ターボ分子ポンプとは

真空を得る用途に用いられ、その為に容器内から気体を排出していくポンプである真空ポンプ。 吸気口と排気口とポンプから構成されているこの道具には現在様々な種類が存在しており、その内の1つが今回紹介するターボ分子ポンプになります。

 

ターボ分子ポンプは、金属製のタービン翼を持っている事をその特徴としており、複合分子ポンプとも呼ばれています。この油回転真空ポンプに使われている形式の1つである「ゲーデ型」のネーミング元で現代科学の父とも呼ばれているドイツの実験物理学者W.ゲーデによって1912年に起原となる分子ポンプが発明された後、1955年にドイツのW.ベッカー等によってその実用化が実現した事で完成した機械式真空ポンプとなっています。

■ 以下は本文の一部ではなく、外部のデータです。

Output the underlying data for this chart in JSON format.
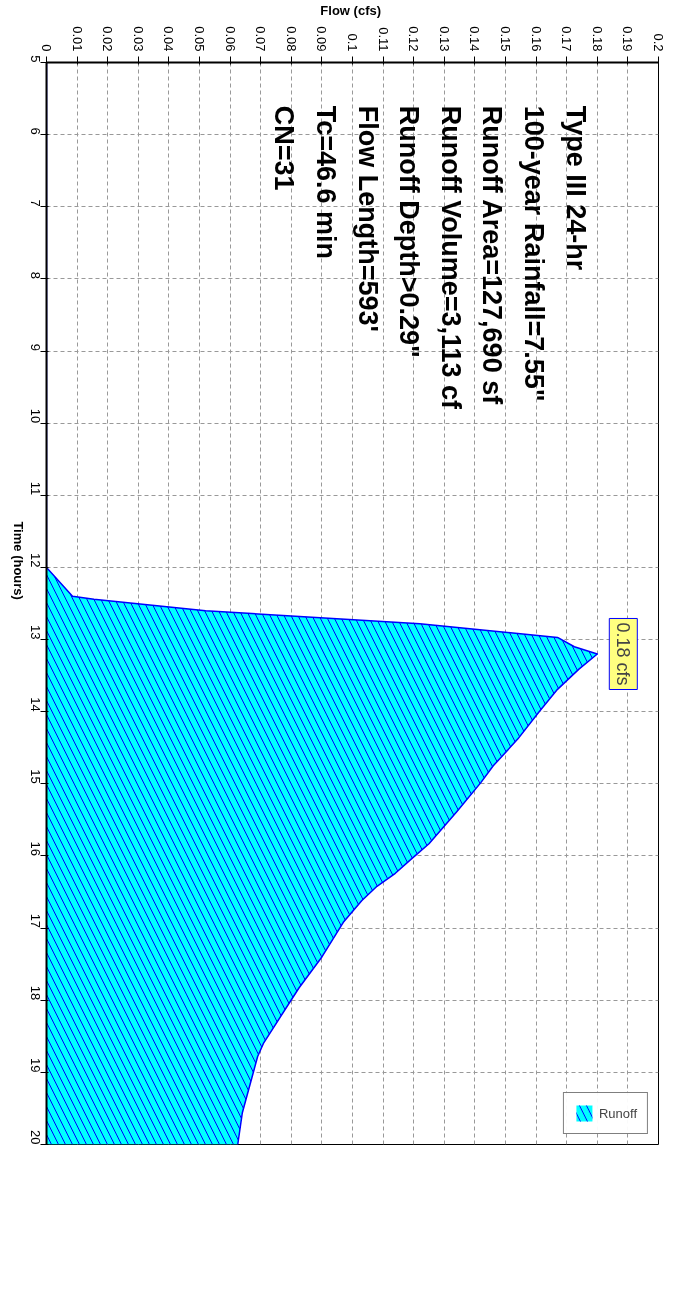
{
  "chart_data": {
    "type": "area",
    "orientation": "horizontal",
    "xlabel": "Flow  (cfs)",
    "ylabel": "Time  (hours)",
    "x": [
      5,
      12.0,
      12.4,
      12.44,
      12.6,
      12.78,
      12.97,
      13.1,
      13.2,
      13.41,
      13.69,
      14.0,
      14.38,
      14.75,
      14.98,
      15.39,
      15.83,
      16.05,
      16.24,
      16.42,
      16.62,
      16.92,
      17.4,
      17.83,
      18.59,
      18.78,
      19.56,
      20.0
    ],
    "series": [
      {
        "name": "Runoff",
        "color": "#00ffff",
        "values": [
          0,
          0,
          0.0085,
          0.0155,
          0.052,
          0.122,
          0.167,
          0.1725,
          0.18,
          0.174,
          0.167,
          0.161,
          0.154,
          0.146,
          0.142,
          0.134,
          0.125,
          0.119,
          0.114,
          0.108,
          0.103,
          0.097,
          0.09,
          0.0825,
          0.071,
          0.069,
          0.064,
          0.0625
        ]
      }
    ],
    "xlim": [
      0,
      0.2
    ],
    "ylim": [
      20,
      5
    ],
    "xticks": [
      0,
      0.01,
      0.02,
      0.03,
      0.04,
      0.05,
      0.06,
      0.07,
      0.08,
      0.09,
      0.1,
      0.11,
      0.12,
      0.13,
      0.14,
      0.15,
      0.16,
      0.17,
      0.18,
      0.19,
      0.2
    ],
    "yticks": [
      5,
      6,
      7,
      8,
      9,
      10,
      11,
      12,
      13,
      14,
      15,
      16,
      17,
      18,
      19,
      20
    ],
    "grid": true,
    "legend": "bottom right",
    "annotations": [
      "Type III 24-hr",
      "100-year Rainfall=7.55\"",
      "Runoff Area=127,690 sf",
      "Runoff Volume=3,113 cf",
      "Runoff Depth>0.29\"",
      "Flow Length=593'",
      "Tc=46.6 min",
      "CN=31",
      {
        "text": "0.18 cfs",
        "x": 0.18,
        "y": 13.2
      }
    ]
  }
}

高速回転する動翼のローターと静止したままの固定翼のステータという2種類の翼によって成り立っているこのポンプを使うメリットとしては、オイルフリーの超高真空が得られる事や気体分子を機械的に排気するダイナミック排気を行なう為に全ての気体に対して殆ど同じ排気速度を持っている事、ヘリウムを始めとした希ガスや腐食性ガスの排気に加えて大流量のガスを連続排気が出来る事、作動圧力領域が広い事等が挙げられます。

主な用途としては半導体製造装置や蒸着装置、スパッタ装置、分析装置、エッチング装置、加速器、FPD製造装置といった物があります。

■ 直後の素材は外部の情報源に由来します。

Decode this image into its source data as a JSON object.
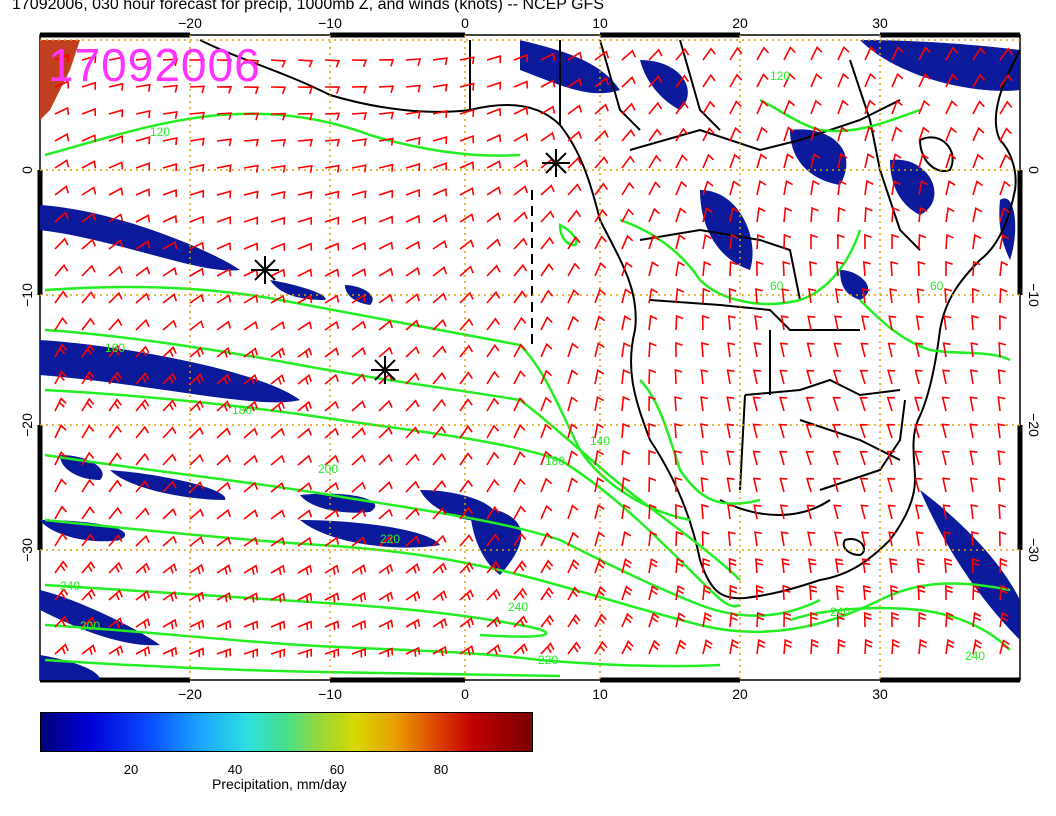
{
  "title": "17092006, 030 hour forecast for precip, 1000mb Z, and winds (knots) -- NCEP GFS",
  "stamp": "17092006",
  "axes": {
    "lon_ticks": [
      "−20",
      "−10",
      "0",
      "10",
      "20",
      "30"
    ],
    "lat_ticks": [
      "0",
      "−10",
      "−20",
      "−30"
    ]
  },
  "contour_labels": [
    "120",
    "160",
    "180",
    "200",
    "220",
    "240",
    "180",
    "220",
    "240",
    "240",
    "240",
    "200",
    "60",
    "60",
    "140",
    "120"
  ],
  "colorbar": {
    "ticks": [
      "20",
      "40",
      "60",
      "80"
    ],
    "label": "Precipitation, mm/day"
  },
  "colors": {
    "wind_barbs": "#ff0000",
    "contours": "#22ee22",
    "precip": "#0a1a9a",
    "grid": "#e0a000",
    "coast": "#000000",
    "stamp": "#ff33ff"
  }
}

前述の様に動翼のローターと固定翼のステータという2種類の翼から成り立っているターボ分子ポンプですが、動作原理は、この2種類の翼を交互に設けてローターを数万rpmに達する速さで高速回転させる事で気体分子を一方向に移動させて高真空まで排気する物となっています。

その排気原理は高真空側から飛来して動翼に入射してから離れる際に色々な方向に向かおうとする気体分子を翼の傾きと回転によって後段側の方向へ向かわせるのと同時に静翼を通過しやすい方向へと向かわせる物と後段側の方向から静翼を通過し逆行してきた気体分子を動翼に触れさせる事によって後段方向へ向かわせる物の2種類から成り立っています。

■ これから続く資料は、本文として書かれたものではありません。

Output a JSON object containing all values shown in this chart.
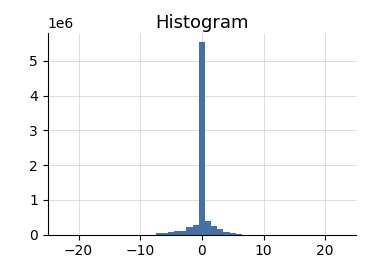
{
  "title": "Histogram",
  "bar_color": "#4472a8",
  "xlim": [
    -25,
    25
  ],
  "ylim": [
    0,
    5800000
  ],
  "yticks": [
    0,
    1000000,
    2000000,
    3000000,
    4000000,
    5000000
  ],
  "xticks": [
    -20,
    -10,
    0,
    10,
    20
  ],
  "grid": true,
  "bin_centers": [
    -7,
    -6,
    -5,
    -4,
    -3,
    -2,
    -1,
    0,
    1,
    2,
    3,
    4,
    5,
    6
  ],
  "bin_counts": [
    50000,
    60000,
    70000,
    90000,
    100000,
    230000,
    280000,
    5550000,
    380000,
    240000,
    150000,
    80000,
    45000,
    20000
  ],
  "bin_width": 1.0,
  "title_fontsize": 13,
  "tick_fontsize": 10,
  "background_color": "#ffffff"
}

またローターの支持方式によって種類が分かれていて価格が手頃な物となっている代わりに取り付けられる方向が一方向に限られている油潤滑式の玉軸受型、ほとんどの物が取り付け方向に制限が無い変わりに保守面において問題点が多いグリス潤滑式、オイルフリーで取り付け方向の自由度が高い代わりにバッテリーが必要となる磁気浮上型の3種類が存在しています。